The history of monopoly power in the computer industry is actually remarkably straightforward. It all began with Tom Watson Sr, who learned the fine art of crushing competitors while selling for the then-notorious National Cash Register Corp. By all accounts, the ruthlessness of IBM in the 1920s and 1930s makes Bill Gates and company look like Santa Claus. In a lax antitrust environment, Watson quickly wiped out nearly all of IBM's once numerous electromechanical equipment rivals.
To its great credit, IBM and Tom Watson Jr managed to maintain this near-monopoly position through the long transition to fully electronic computing, creating the mainframe colossus of the 1960s and 1970s. Since then, monopoly power has been steadily and inevitably dissipating. First came minicomputers, where IBM could never get more than a third of the business. Then, of course, came the PC and IBM's fateful decision to essentially pass its power on to Microsoft and Intel and, much less directly, to Cisco.
As great as the power of these three companies is today, it's still restricted to a few relatively narrow industry segments that account for only a tiny share of total industry revenue. Moreover, even the combined global power of the three giants is nowhere near what IBM alone enjoyed in its heyday. Clearly, the computer business has become more competitive over time. But now the internet has emerged to finish off the job.
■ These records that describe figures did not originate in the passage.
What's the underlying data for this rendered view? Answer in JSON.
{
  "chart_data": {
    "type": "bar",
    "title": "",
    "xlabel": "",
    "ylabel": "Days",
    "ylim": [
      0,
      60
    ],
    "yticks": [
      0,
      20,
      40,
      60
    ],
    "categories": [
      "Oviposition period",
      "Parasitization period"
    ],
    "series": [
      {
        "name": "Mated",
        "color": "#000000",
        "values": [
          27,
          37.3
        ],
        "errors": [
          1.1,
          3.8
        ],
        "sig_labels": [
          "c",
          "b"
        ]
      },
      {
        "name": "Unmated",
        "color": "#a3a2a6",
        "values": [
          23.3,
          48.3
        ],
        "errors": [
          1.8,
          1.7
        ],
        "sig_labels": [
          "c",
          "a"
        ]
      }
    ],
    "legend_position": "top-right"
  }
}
Already, the emergence of non-PC devices and the always-pesky plug-compatible chip competition have helped confine Intel. Now, the accelerating shift from packaged software to Web services promises to rein in Microsoft's once unbounded ambitions. Lastly, the shift from in-house corporate networks to public carrier services will inevitably loosen Cisco's still-iron grip on the data-communications-equipment industry. All three companies should continue to thrive mightily, but their power has already begun to ebb.
People often ask who the next Microsoft or Intel will be. The simple answer is no one. Although there will certainly be many huge new internet companies, there probably won't be any major new monopolists. No company will be able to control internet transmission, content, commerce or access devices, although Microsoft and Intel still have a slim chance to eventually gain control of the Web server business.
The reality is that one of the main reasons IBM, Intel, Microsoft and Cisco have grown so rich is that their customers have been so locked in. Software compatibility has always been at the heart of sustainable IT monopolies. But on the Web, software is subordinate to services, and services are much more difficult to control. Judge Jackson's dilemma is how to deal with today's still-powerful Microsoft monopoly at the very moment it becomes clear that it should eventually fade away.